All EL students in grades 3-12 participate in SOL testing. This testing includes grade-level grouping in two categories.

students working on laptops
  • Grades 3-8
  • Students in high school courses with end-of-course (EOC) assessments

In general, all EL students are expected to participate in SOL tests for Reading, Mathematics, Science, History, Social Science, and Writing. The content test assignments in grades 3-8 change from grade to grade. There are 10 high school end-of-course tests which students must pass to earn a diploma.

SOL Accommodations

EL students may be entitled to accommodations for testing. Decisions about specific accommodations are determined by the student's proficiency level and established by an EL student committee at each school. Guidelines for determining the testing status and accommodations are located on the county's testing website.



  • Reading - EL students who have been enrolled in a school in the United States for less than one year from the date of the test can receive a one-time exemption in Reading (grades 3-8).
  • Math - There is no exemption in the math test.
  • Science - All EL students are required to take one elementary, one middle, and one high school level Science SOL test. An EL student may be exempted from the 3rd grade SOL test, but must take the 5th grade test. No other science exemptions are available.
  • Social Studies and Writing - Students in grades 3-8 may have a one-time exemption in Social Studies and Writing (5th and 8th grades only). There are no other exemptions for Social Studies and Writing.
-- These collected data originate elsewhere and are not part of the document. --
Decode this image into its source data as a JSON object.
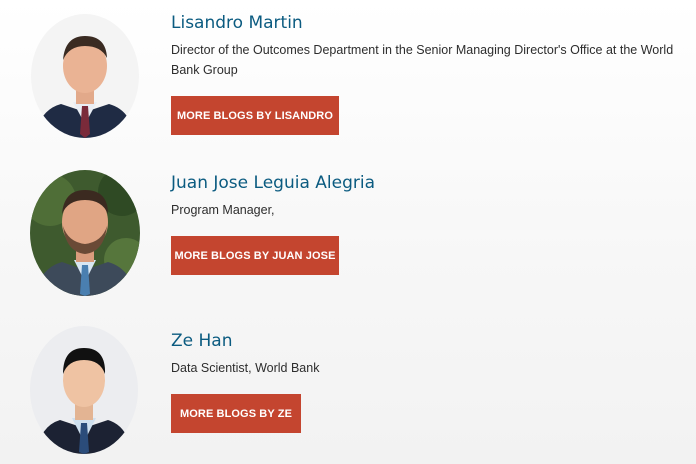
{
  "authors": [
    {
      "name": "Lisandro Martin",
      "title": "Director of the Outcomes Department in the Senior Managing Director's Office at the World Bank Group",
      "button_label": "MORE BLOGS BY LISANDRO"
    },
    {
      "name": "Juan Jose Leguia Alegria",
      "title": "Program Manager,",
      "button_label": "MORE BLOGS BY JUAN JOSE"
    },
    {
      "name": "Ze Han",
      "title": "Data Scientist, World Bank",
      "button_label": "MORE BLOGS BY ZE"
    }
  ],
  "colors": {
    "name_link": "#0b5b80",
    "button_bg": "#c4452f",
    "button_text": "#ffffff"
  }
}
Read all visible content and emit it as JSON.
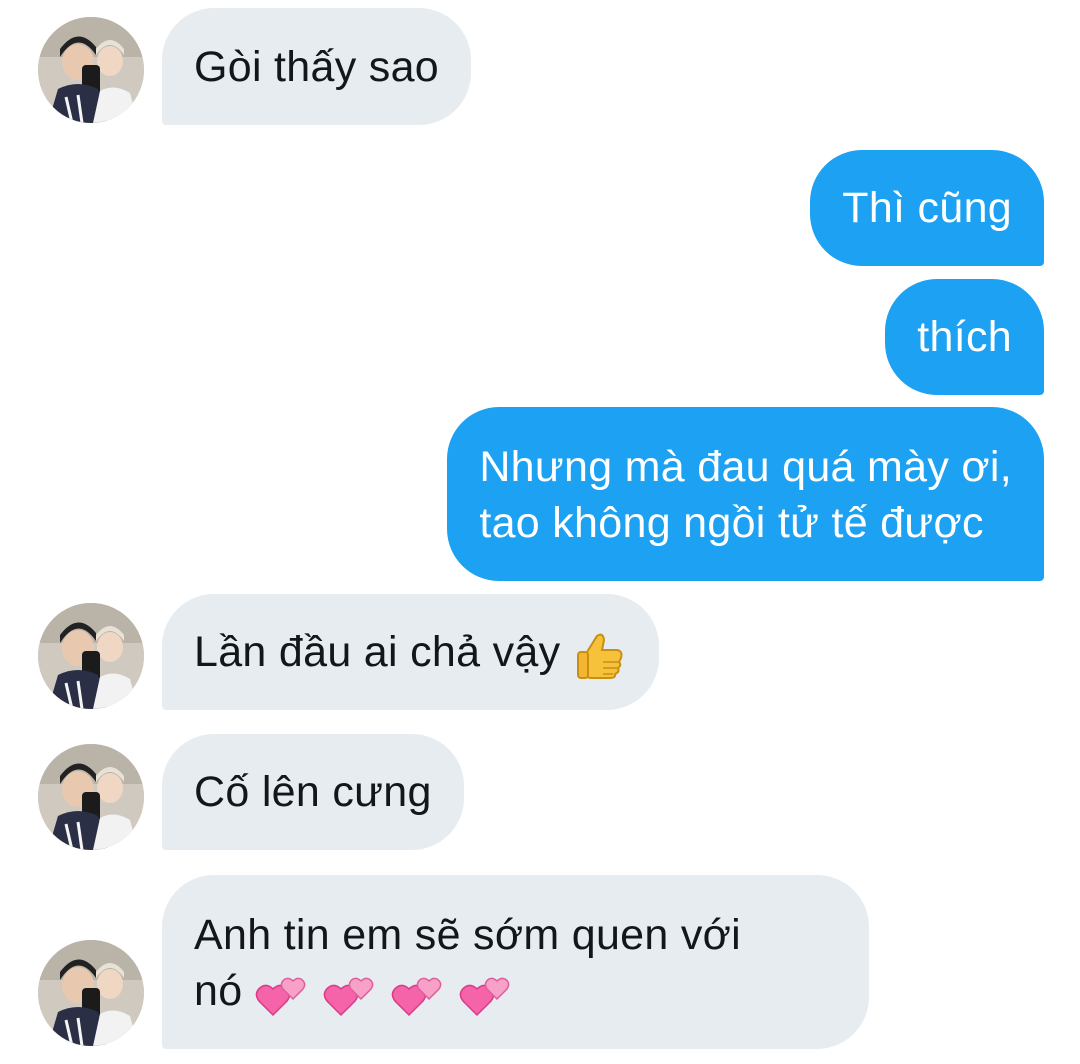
{
  "colors": {
    "incoming_bubble": "#e6ecf0",
    "outgoing_bubble": "#1da1f2",
    "incoming_text": "#14171a",
    "outgoing_text": "#ffffff"
  },
  "messages": [
    {
      "direction": "incoming",
      "text": "Gòi thấy sao",
      "avatar": "contact-avatar"
    },
    {
      "direction": "outgoing",
      "text": "Thì cũng"
    },
    {
      "direction": "outgoing",
      "text": "thích"
    },
    {
      "direction": "outgoing",
      "lines": [
        "Nhưng mà đau quá mày ơi,",
        "tao không ngồi tử tế được"
      ]
    },
    {
      "direction": "incoming",
      "text": "Lần đầu ai chả vậy",
      "emoji": [
        "thumbs-up-icon"
      ],
      "avatar": "contact-avatar"
    },
    {
      "direction": "incoming",
      "text": "Cố lên cưng",
      "avatar": "contact-avatar"
    },
    {
      "direction": "incoming",
      "lines": [
        "Anh tin em sẽ sớm quen với",
        "nó"
      ],
      "emoji": [
        "two-hearts-icon",
        "two-hearts-icon",
        "two-hearts-icon",
        "two-hearts-icon"
      ],
      "avatar": "contact-avatar"
    }
  ]
}
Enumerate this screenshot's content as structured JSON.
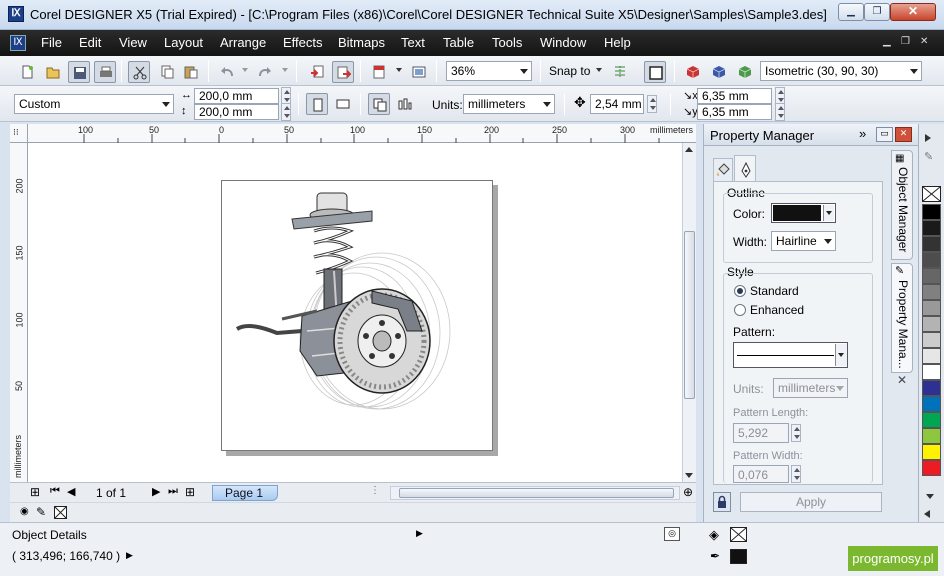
{
  "title": "Corel DESIGNER X5 (Trial Expired) - [C:\\Program Files (x86)\\Corel\\Corel DESIGNER Technical Suite X5\\Designer\\Samples\\Sample3.des]",
  "menu": [
    "File",
    "Edit",
    "View",
    "Layout",
    "Arrange",
    "Effects",
    "Bitmaps",
    "Text",
    "Table",
    "Tools",
    "Window",
    "Help"
  ],
  "toolbar1": {
    "zoom": "36%",
    "snap_to": "Snap to",
    "projection": "Isometric (30, 90, 30)"
  },
  "toolbar2": {
    "page_preset": "Custom",
    "width": "200,0 mm",
    "height": "200,0 mm",
    "units_label": "Units:",
    "units": "millimeters",
    "nudge": "2,54 mm",
    "dup_x": "6,35 mm",
    "dup_y": "6,35 mm"
  },
  "ruler": {
    "unit": "millimeters",
    "h_ticks": [
      "100",
      "50",
      "0",
      "50",
      "100",
      "150",
      "200",
      "250",
      "300"
    ],
    "v_ticks": [
      "200",
      "150",
      "100",
      "50"
    ]
  },
  "pagebar": {
    "page_counter": "1 of 1",
    "page_tab": "Page 1"
  },
  "status": {
    "object_details": "Object Details",
    "coords": "( 313,496; 166,740 )"
  },
  "property_manager": {
    "title": "Property Manager",
    "outline_label": "Outline",
    "color_label": "Color:",
    "width_label": "Width:",
    "width_value": "Hairline",
    "style_label": "Style",
    "standard": "Standard",
    "enhanced": "Enhanced",
    "pattern_label": "Pattern:",
    "units_label": "Units:",
    "units_value": "millimeters",
    "pattern_length_label": "Pattern Length:",
    "pattern_length": "5,292",
    "pattern_width_label": "Pattern Width:",
    "pattern_width": "0,076",
    "apply": "Apply",
    "outline_color": "#111111"
  },
  "side_tabs": {
    "object_manager": "Object Manager",
    "property_manager": "Property Mana..."
  },
  "palette": [
    "#000000",
    "#1a1a1a",
    "#333333",
    "#4d4d4d",
    "#666666",
    "#808080",
    "#999999",
    "#b3b3b3",
    "#cccccc",
    "#e6e6e6",
    "#ffffff",
    "#2e3192",
    "#0072bc",
    "#00a651",
    "#8dc63f",
    "#fff200",
    "#ed1c24"
  ],
  "watermark": "programosy.pl"
}
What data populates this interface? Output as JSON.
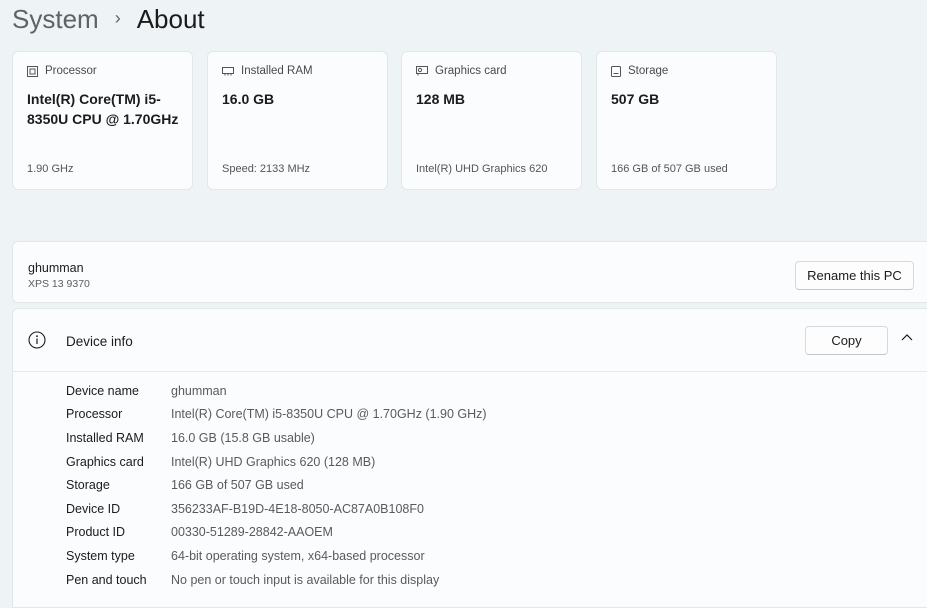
{
  "breadcrumb": {
    "parent": "System",
    "separator": "›",
    "current": "About"
  },
  "specs": [
    {
      "icon": "processor-icon",
      "label": "Processor",
      "value": "Intel(R) Core(TM) i5-8350U CPU @ 1.70GHz",
      "sub": "1.90 GHz"
    },
    {
      "icon": "ram-icon",
      "label": "Installed RAM",
      "value": "16.0 GB",
      "sub": "Speed: 2133 MHz"
    },
    {
      "icon": "graphics-card-icon",
      "label": "Graphics card",
      "value": "128 MB",
      "sub": "Intel(R) UHD Graphics 620"
    },
    {
      "icon": "storage-icon",
      "label": "Storage",
      "value": "507 GB",
      "sub": "166 GB of 507 GB used"
    }
  ],
  "pc": {
    "name": "ghumman",
    "model": "XPS 13 9370",
    "rename_label": "Rename this PC"
  },
  "device_info": {
    "title": "Device info",
    "copy_label": "Copy",
    "rows": [
      {
        "label": "Device name",
        "value": "ghumman"
      },
      {
        "label": "Processor",
        "value": "Intel(R) Core(TM) i5-8350U CPU @ 1.70GHz (1.90 GHz)"
      },
      {
        "label": "Installed RAM",
        "value": "16.0 GB (15.8 GB usable)"
      },
      {
        "label": "Graphics card",
        "value": "Intel(R) UHD Graphics 620 (128 MB)"
      },
      {
        "label": "Storage",
        "value": "166 GB of 507 GB used"
      },
      {
        "label": "Device ID",
        "value": "356233AF-B19D-4E18-8050-AC87A0B108F0"
      },
      {
        "label": "Product ID",
        "value": "00330-51289-28842-AAOEM"
      },
      {
        "label": "System type",
        "value": "64-bit operating system, x64-based processor"
      },
      {
        "label": "Pen and touch",
        "value": "No pen or touch input is available for this display"
      }
    ]
  }
}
An EL student proficiency level is determined by ACCESS for ELs 2.0 composite score. A student who scores 4.4 or above on their composite score are considered "formerly EL students" and are monitored for 2 years. Monitor 1 and Monitor 2 students are allowed accommodations on their SOL tests, if they are deemed necessary by the school committee.
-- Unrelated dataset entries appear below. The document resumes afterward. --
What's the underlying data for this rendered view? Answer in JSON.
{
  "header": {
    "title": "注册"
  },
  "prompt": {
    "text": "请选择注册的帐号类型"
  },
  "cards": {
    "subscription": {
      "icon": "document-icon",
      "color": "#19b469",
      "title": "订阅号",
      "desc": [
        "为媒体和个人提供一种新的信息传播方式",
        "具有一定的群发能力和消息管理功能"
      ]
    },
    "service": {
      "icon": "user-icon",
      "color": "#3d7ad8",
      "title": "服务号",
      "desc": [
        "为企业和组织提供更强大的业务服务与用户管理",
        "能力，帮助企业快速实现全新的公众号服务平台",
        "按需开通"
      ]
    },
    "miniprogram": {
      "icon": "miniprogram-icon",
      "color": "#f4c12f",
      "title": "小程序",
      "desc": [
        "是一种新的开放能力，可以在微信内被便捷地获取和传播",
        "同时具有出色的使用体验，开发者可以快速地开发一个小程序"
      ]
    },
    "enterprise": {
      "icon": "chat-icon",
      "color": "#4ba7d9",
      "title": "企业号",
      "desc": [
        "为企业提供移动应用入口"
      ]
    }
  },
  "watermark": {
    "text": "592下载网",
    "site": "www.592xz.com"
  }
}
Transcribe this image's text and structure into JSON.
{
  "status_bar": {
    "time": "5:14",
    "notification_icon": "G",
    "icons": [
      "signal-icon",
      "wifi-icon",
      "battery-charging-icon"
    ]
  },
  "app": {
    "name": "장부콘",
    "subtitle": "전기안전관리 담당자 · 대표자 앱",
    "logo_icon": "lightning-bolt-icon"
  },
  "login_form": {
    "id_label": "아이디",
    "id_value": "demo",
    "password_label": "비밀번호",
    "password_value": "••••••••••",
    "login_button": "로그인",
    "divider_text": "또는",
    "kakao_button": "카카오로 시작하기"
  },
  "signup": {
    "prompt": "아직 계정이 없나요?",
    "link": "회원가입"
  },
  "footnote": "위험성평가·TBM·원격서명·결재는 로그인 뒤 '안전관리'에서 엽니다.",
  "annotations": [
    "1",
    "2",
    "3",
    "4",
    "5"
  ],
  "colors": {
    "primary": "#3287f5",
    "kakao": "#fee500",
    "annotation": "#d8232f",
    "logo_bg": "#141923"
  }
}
EL students have direct linguistic accommodations and indirect linguistic accommodations. The linguistic accommodations involve adjustments to the language of the test. Indirect linguistics accommodations involve adjustments to the conditions under which the test is taken.

Direct Linguistic

  • Read aloud or audio (except Reading)
  • Bilingual Dictionary
  • English Dictionary
  • Dictation to a Scribe (Writing prompt only)
  • Plain English Math

Indirect Linguistic

  • Flexible schedule
  • Visual aids
  • Mark in test book
Access for ELs 2.0 (WIDA) Assessment

WIDA stands for World Class Instructional Design and Assessment, Access for ELs 2.0. This assessment establishes the proficiency level of all EL students. The test is given annually in the spring to all EL students and assesses students in the four key skills of reading, writing, listening, and speaking. The Access  for ELs 2.0 test is designed from content instructional standards of learning that align closely with Virginia Standards of Learning (SOLs). These language domains are:

  • The Language of Social Interaction
  • The Language of English
  • The Language of Mathematics
  • The Language of Science
  • The Language of Social Studies
The focus of the Access 2.0 test is to advance the academic language development and the overall academic achievement for EL students. These learning standards were developed in 2004 and have evolved such that in 2012 an updated version of Amplified Language Development Standards was introduced. The improvements continually seek to make the standards more meaningful for this diverse group of students. School and employment success require a good understanding of all aspects of the English language. The amplified standards expand standards to address three new "strands" of language understanding. First, linguistic complexity which addresses a student's need to communicate with a connected sentence discourse with wide majority of different types of sentences. A second amplification focuses on the need for students to write sentence patterns with a variety of complex grammar construction, and the third amplification focuses on vocabulary usage.